In America, do we allow our President to say he is above the Law? In America, do we allow our President to ignore the courts? In America, do we allow our President to act as Judge and imprison our fellow citizens?

I've been through elementary school, and I could have sworn the answer to these questions would be "no." But here we are, with a solid majority of the Republican Party believing textbook Tyranny is acceptable.

Impeachment is our only option, or all Presidents from Bush on will have these tyrannical powers, and America will cease to be the land of the free, for you can lose the Republic on the installment plan as surely as you can in a coup d'etat.

2007-07-06

Impeachment Drumbeat

I was on the Neal Boortz show this morning at 9:45ish CST, and I presented the argument outlined below:
Joseph: If defending the Republic and the Rule of Law wasn't reason enough for you to support impeachment, I have a really good tactical reason for you.

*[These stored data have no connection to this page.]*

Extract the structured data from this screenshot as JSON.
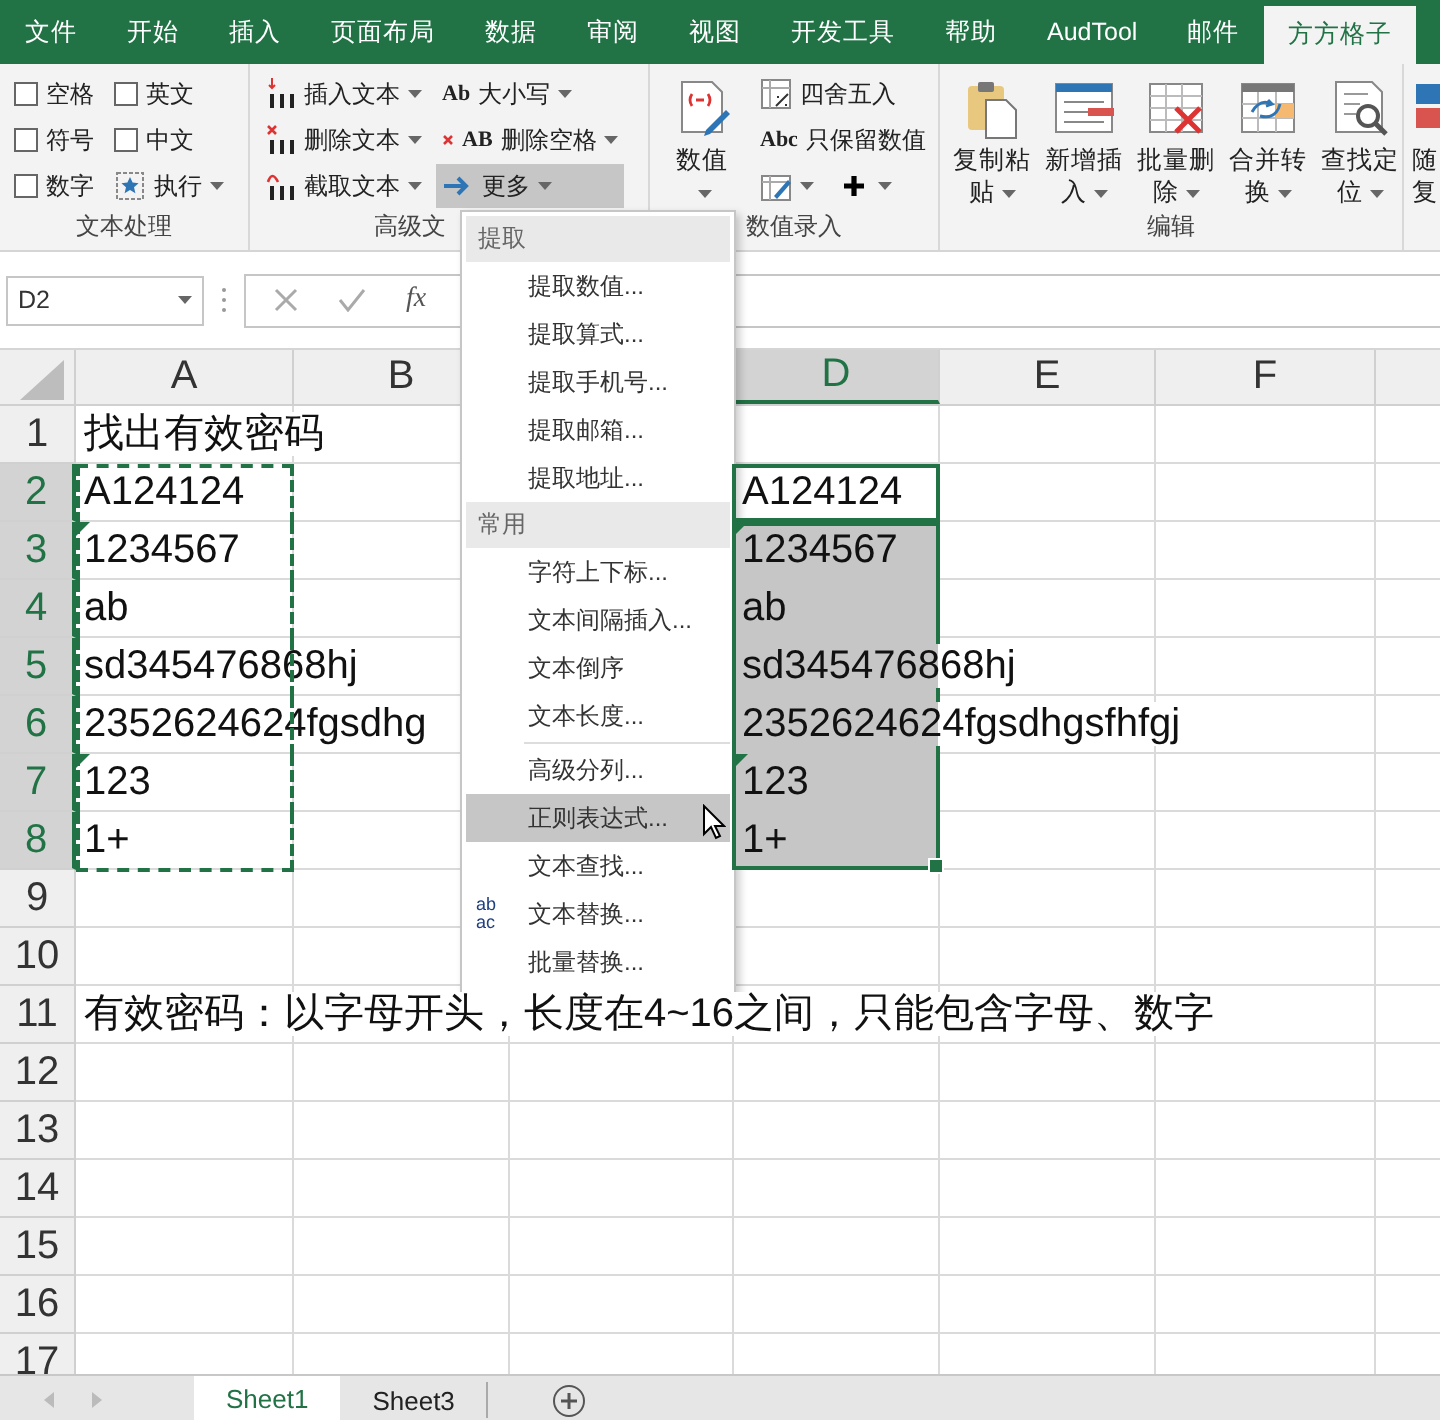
{
  "ribbon_tabs": [
    {
      "label": "文件",
      "selected": false
    },
    {
      "label": "开始",
      "selected": false
    },
    {
      "label": "插入",
      "selected": false
    },
    {
      "label": "页面布局",
      "selected": false
    },
    {
      "label": "数据",
      "selected": false
    },
    {
      "label": "审阅",
      "selected": false
    },
    {
      "label": "视图",
      "selected": false
    },
    {
      "label": "开发工具",
      "selected": false
    },
    {
      "label": "帮助",
      "selected": false
    },
    {
      "label": "AudTool",
      "selected": false
    },
    {
      "label": "邮件",
      "selected": false
    },
    {
      "label": "方方格子",
      "selected": true
    }
  ],
  "ribbon": {
    "groups": [
      {
        "title": "文本处理",
        "columns": [
          [
            {
              "kind": "checkbox",
              "label": "空格",
              "checked": false
            },
            {
              "kind": "checkbox",
              "label": "符号",
              "checked": false
            },
            {
              "kind": "checkbox",
              "label": "数字",
              "checked": false
            }
          ],
          [
            {
              "kind": "checkbox",
              "label": "英文",
              "checked": false
            },
            {
              "kind": "checkbox",
              "label": "中文",
              "checked": false
            },
            {
              "kind": "small",
              "label": "执行",
              "pressed": false,
              "dropdown": true
            }
          ]
        ]
      },
      {
        "title": "高级文",
        "columns": [
          [
            {
              "kind": "small",
              "label": "插入文本",
              "pressed": false,
              "dropdown": true
            },
            {
              "kind": "small",
              "label": "删除文本",
              "pressed": false,
              "dropdown": true
            },
            {
              "kind": "small",
              "label": "截取文本",
              "pressed": false,
              "dropdown": true
            }
          ],
          [
            {
              "kind": "small",
              "icon_text": "Ab",
              "label": "大小写",
              "pressed": false,
              "dropdown": true
            },
            {
              "kind": "small",
              "icon_text": "AB",
              "label": "删除空格",
              "pressed": false,
              "dropdown": true
            },
            {
              "kind": "small",
              "label": "更多",
              "pressed": true,
              "dropdown": true
            }
          ]
        ]
      },
      {
        "title": "数值录入",
        "columns": [
          [
            {
              "kind": "large",
              "label_lines": [
                "数值"
              ],
              "dropdown": true
            }
          ],
          [
            {
              "kind": "small",
              "label": "四舍五入",
              "pressed": false,
              "dropdown": false
            },
            {
              "kind": "small",
              "icon_text": "Abc",
              "label": "只保留数值",
              "pressed": false,
              "dropdown": false
            },
            {
              "kind": "row",
              "items": [
                {
                  "kind": "small",
                  "pressed": false,
                  "dropdown": true
                },
                {
                  "kind": "small",
                  "pressed": false,
                  "dropdown": true
                }
              ]
            }
          ]
        ]
      },
      {
        "title": "编辑",
        "columns": [
          [
            {
              "kind": "large",
              "label_lines": [
                "复制粘",
                "贴"
              ],
              "dropdown": true
            }
          ],
          [
            {
              "kind": "large",
              "label_lines": [
                "新增插",
                "入"
              ],
              "dropdown": true
            }
          ],
          [
            {
              "kind": "large",
              "label_lines": [
                "批量删",
                "除"
              ],
              "dropdown": true
            }
          ],
          [
            {
              "kind": "large",
              "label_lines": [
                "合并转",
                "换"
              ],
              "dropdown": true
            }
          ],
          [
            {
              "kind": "large",
              "label_lines": [
                "查找定",
                "位"
              ],
              "dropdown": true
            }
          ]
        ]
      },
      {
        "columns": [
          [
            {
              "kind": "large",
              "label_lines": [
                "随",
                "复"
              ],
              "dropdown": false
            }
          ]
        ]
      }
    ]
  },
  "formula_bar": {
    "name_box": "D2",
    "function_label": "fx"
  },
  "columns": [
    {
      "kind": "header",
      "label": "A",
      "selected": false
    },
    {
      "kind": "header",
      "label": "B",
      "selected": false
    },
    {
      "kind": "blank"
    },
    {
      "kind": "header",
      "label": "D",
      "selected": true
    },
    {
      "kind": "header",
      "label": "E",
      "selected": false
    },
    {
      "kind": "header",
      "label": "F",
      "selected": false
    },
    {
      "kind": "blank"
    }
  ],
  "rows": [
    {
      "number": "1",
      "selected": false,
      "column_a": {
        "text": "找出有效密码",
        "copied": false,
        "flagged": false
      }
    },
    {
      "number": "2",
      "selected": true,
      "column_a": {
        "text": "A124124",
        "copied": true,
        "flagged": false
      },
      "column_d": {
        "text": "A124124",
        "active": true,
        "flagged": false
      }
    },
    {
      "number": "3",
      "selected": true,
      "column_a": {
        "text": "1234567",
        "copied": true,
        "flagged": true
      },
      "column_d": {
        "text": "1234567",
        "active": false,
        "flagged": true
      }
    },
    {
      "number": "4",
      "selected": true,
      "column_a": {
        "text": "ab",
        "copied": true,
        "flagged": false
      },
      "column_d": {
        "text": "ab",
        "active": false,
        "flagged": false
      }
    },
    {
      "number": "5",
      "selected": true,
      "column_a": {
        "text": "sd345476868hj",
        "copied": true,
        "flagged": false
      },
      "column_d": {
        "text": "sd345476868hj",
        "active": false,
        "flagged": false
      }
    },
    {
      "number": "6",
      "selected": true,
      "column_a": {
        "text": "2352624624fgsdhg",
        "copied": true,
        "flagged": false
      },
      "column_d": {
        "text": "2352624624fgsdhgsfhfgj",
        "active": false,
        "flagged": false
      }
    },
    {
      "number": "7",
      "selected": true,
      "column_a": {
        "text": "123",
        "copied": true,
        "flagged": true
      },
      "column_d": {
        "text": "123",
        "active": false,
        "flagged": true
      }
    },
    {
      "number": "8",
      "selected": true,
      "column_a": {
        "text": "1+",
        "copied": true,
        "flagged": false
      },
      "column_d": {
        "text": "1+",
        "active": false,
        "flagged": false
      }
    },
    {
      "number": "9",
      "selected": false
    },
    {
      "number": "10",
      "selected": false
    },
    {
      "number": "11",
      "selected": false,
      "column_a": {
        "text": "有效密码：以字母开头，长度在4~16之间，只能包含字母、数字",
        "copied": false,
        "flagged": false
      }
    },
    {
      "number": "12",
      "selected": false
    },
    {
      "number": "13",
      "selected": false
    },
    {
      "number": "14",
      "selected": false
    },
    {
      "number": "15",
      "selected": false
    },
    {
      "number": "16",
      "selected": false
    },
    {
      "number": "17",
      "selected": false
    }
  ],
  "menu": {
    "items": [
      {
        "kind": "header",
        "label": "提取"
      },
      {
        "kind": "item",
        "label": "提取数值...",
        "selected": false
      },
      {
        "kind": "item",
        "label": "提取算式...",
        "selected": false
      },
      {
        "kind": "item",
        "label": "提取手机号...",
        "selected": false
      },
      {
        "kind": "item",
        "label": "提取邮箱...",
        "selected": false
      },
      {
        "kind": "item",
        "label": "提取地址...",
        "selected": false
      },
      {
        "kind": "header",
        "label": "常用"
      },
      {
        "kind": "item",
        "label": "字符上下标...",
        "selected": false
      },
      {
        "kind": "item",
        "label": "文本间隔插入...",
        "selected": false
      },
      {
        "kind": "item",
        "label": "文本倒序",
        "selected": false
      },
      {
        "kind": "item",
        "label": "文本长度...",
        "selected": false
      },
      {
        "kind": "separator"
      },
      {
        "kind": "item",
        "label": "高级分列...",
        "selected": false
      },
      {
        "kind": "item",
        "label": "正则表达式...",
        "selected": true
      },
      {
        "kind": "item",
        "label": "文本查找...",
        "selected": false
      },
      {
        "kind": "item",
        "label": "文本替换...",
        "selected": false,
        "icon_top": "ab",
        "icon_bottom": "ac"
      },
      {
        "kind": "item",
        "label": "批量替换...",
        "selected": false
      }
    ]
  },
  "sheet_tabs": [
    {
      "label": "Sheet1",
      "selected": true
    },
    {
      "label": "Sheet3",
      "selected": false
    }
  ]
}
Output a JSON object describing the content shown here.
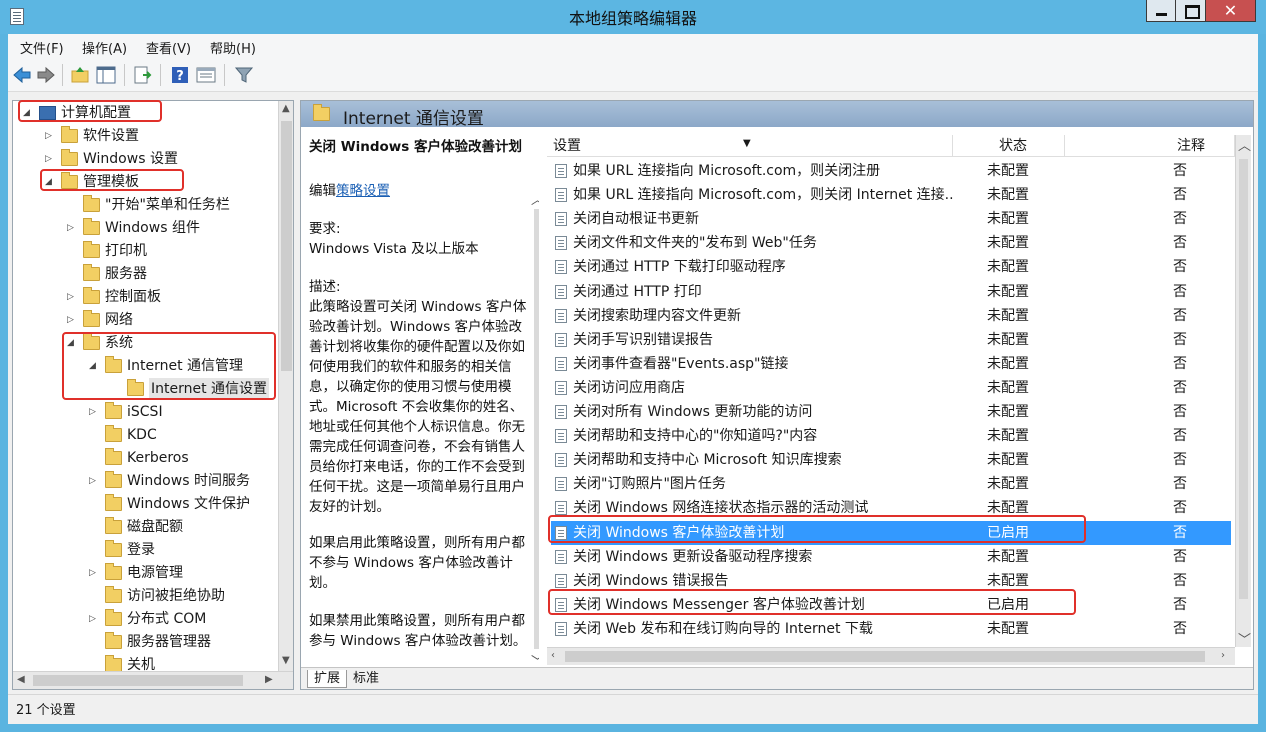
{
  "window": {
    "title": "本地组策略编辑器"
  },
  "menu": [
    "文件(F)",
    "操作(A)",
    "查看(V)",
    "帮助(H)"
  ],
  "toolbar": {
    "icons": [
      "back-arrow-icon",
      "forward-arrow-icon",
      "folder-up-icon",
      "show-hide-tree-icon",
      "export-list-icon",
      "help-icon",
      "properties-icon",
      "filter-icon"
    ]
  },
  "tree": {
    "items": [
      {
        "label": "计算机配置",
        "icon": "computer-icon"
      },
      {
        "label": "软件设置",
        "icon": "folder-icon"
      },
      {
        "label": "Windows 设置",
        "icon": "folder-icon"
      },
      {
        "label": "管理模板",
        "icon": "folder-icon"
      },
      {
        "label": "\"开始\"菜单和任务栏",
        "icon": "folder-icon"
      },
      {
        "label": "Windows 组件",
        "icon": "folder-icon"
      },
      {
        "label": "打印机",
        "icon": "folder-icon"
      },
      {
        "label": "服务器",
        "icon": "folder-icon"
      },
      {
        "label": "控制面板",
        "icon": "folder-icon"
      },
      {
        "label": "网络",
        "icon": "folder-icon"
      },
      {
        "label": "系统",
        "icon": "folder-icon"
      },
      {
        "label": "Internet 通信管理",
        "icon": "folder-icon"
      },
      {
        "label": "Internet 通信设置",
        "icon": "folder-icon"
      },
      {
        "label": "iSCSI",
        "icon": "folder-icon"
      },
      {
        "label": "KDC",
        "icon": "folder-icon"
      },
      {
        "label": "Kerberos",
        "icon": "folder-icon"
      },
      {
        "label": "Windows 时间服务",
        "icon": "folder-icon"
      },
      {
        "label": "Windows 文件保护",
        "icon": "folder-icon"
      },
      {
        "label": "磁盘配额",
        "icon": "folder-icon"
      },
      {
        "label": "登录",
        "icon": "folder-icon"
      },
      {
        "label": "电源管理",
        "icon": "folder-icon"
      },
      {
        "label": "访问被拒绝协助",
        "icon": "folder-icon"
      },
      {
        "label": "分布式 COM",
        "icon": "folder-icon"
      },
      {
        "label": "服务器管理器",
        "icon": "folder-icon"
      },
      {
        "label": "关机",
        "icon": "folder-icon"
      }
    ]
  },
  "right": {
    "header_title": "Internet 通信设置",
    "description": {
      "title": "关闭 Windows 客户体验改善计划",
      "edit_prefix": "编辑",
      "edit_link": "策略设置",
      "req_label": "要求:",
      "req_value": "Windows Vista 及以上版本",
      "desc_label": "描述:",
      "desc_body": "此策略设置可关闭 Windows 客户体验改善计划。Windows 客户体验改善计划将收集你的硬件配置以及你如何使用我们的软件和服务的相关信息，以确定你的使用习惯与使用模式。Microsoft 不会收集你的姓名、地址或任何其他个人标识信息。你无需完成任何调查问卷，不会有销售人员给你打来电话，你的工作不会受到任何干扰。这是一项简单易行且用户友好的计划。",
      "enabled_text": "如果启用此策略设置，则所有用户都不参与 Windows 客户体验改善计划。",
      "disabled_text": "如果禁用此策略设置，则所有用户都参与 Windows 客户体验改善计划。"
    },
    "columns": {
      "setting": "设置",
      "state": "状态",
      "note": "注释"
    },
    "rows": [
      {
        "setting": "如果 URL 连接指向 Microsoft.com，则关闭注册",
        "state": "未配置",
        "note": "否"
      },
      {
        "setting": "如果 URL 连接指向 Microsoft.com，则关闭 Internet 连接...",
        "state": "未配置",
        "note": "否"
      },
      {
        "setting": "关闭自动根证书更新",
        "state": "未配置",
        "note": "否"
      },
      {
        "setting": "关闭文件和文件夹的\"发布到 Web\"任务",
        "state": "未配置",
        "note": "否"
      },
      {
        "setting": "关闭通过 HTTP 下载打印驱动程序",
        "state": "未配置",
        "note": "否"
      },
      {
        "setting": "关闭通过 HTTP 打印",
        "state": "未配置",
        "note": "否"
      },
      {
        "setting": "关闭搜索助理内容文件更新",
        "state": "未配置",
        "note": "否"
      },
      {
        "setting": "关闭手写识别错误报告",
        "state": "未配置",
        "note": "否"
      },
      {
        "setting": "关闭事件查看器\"Events.asp\"链接",
        "state": "未配置",
        "note": "否"
      },
      {
        "setting": "关闭访问应用商店",
        "state": "未配置",
        "note": "否"
      },
      {
        "setting": "关闭对所有 Windows 更新功能的访问",
        "state": "未配置",
        "note": "否"
      },
      {
        "setting": "关闭帮助和支持中心的\"你知道吗?\"内容",
        "state": "未配置",
        "note": "否"
      },
      {
        "setting": "关闭帮助和支持中心 Microsoft 知识库搜索",
        "state": "未配置",
        "note": "否"
      },
      {
        "setting": "关闭\"订购照片\"图片任务",
        "state": "未配置",
        "note": "否"
      },
      {
        "setting": "关闭 Windows 网络连接状态指示器的活动测试",
        "state": "未配置",
        "note": "否"
      },
      {
        "setting": "关闭 Windows 客户体验改善计划",
        "state": "已启用",
        "note": "否"
      },
      {
        "setting": "关闭 Windows 更新设备驱动程序搜索",
        "state": "未配置",
        "note": "否"
      },
      {
        "setting": "关闭 Windows 错误报告",
        "state": "未配置",
        "note": "否"
      },
      {
        "setting": "关闭 Windows Messenger 客户体验改善计划",
        "state": "已启用",
        "note": "否"
      },
      {
        "setting": "关闭 Web 发布和在线订购向导的 Internet 下载",
        "state": "未配置",
        "note": "否"
      }
    ],
    "tabs": [
      "扩展",
      "标准"
    ]
  },
  "status": {
    "text": "21 个设置"
  },
  "colors": {
    "titlebar": "#5cb6e2",
    "selection": "#3399ff",
    "highlight_box": "#e0302a",
    "close_button": "#c75050"
  }
}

It may well be that the next President of the United States is Hilary Clinton.

Neal: I think you are probably right, sir.

Joseph: And if conservatives and Republicans don't like the idea of Hilary Clinton being able to eavesdrop on them, ignore law, and imprison them them without charge or trial indefinitely, then we need to band together and decisively repudiate George W. Bush now, through impeachment. Otherwise she will have the same powers, and I don't want that.

Neal: What would be the impeachable offense?

Joseph: The President ordered the commission of repeated felonies by creating the NSA program.

Neal: We don't know that program is illegal.
At this point we devolved in to crosstalk, since he couldn't allow a definitive refutation of his lie to be aired too soon after the telling - that would defeat the point, after all. For those in suspense, in ACLU vs NSA, on January 17, 2006, the NSA program was found unconstitutional.

This illustrates what I feel is the strongest attack on President Bush. The votes for impeachment need to come from Republicans, and scaring them with the thought of Hilary having textbook tyrannical powers might be the only thing that can push them out of their partisan stupor.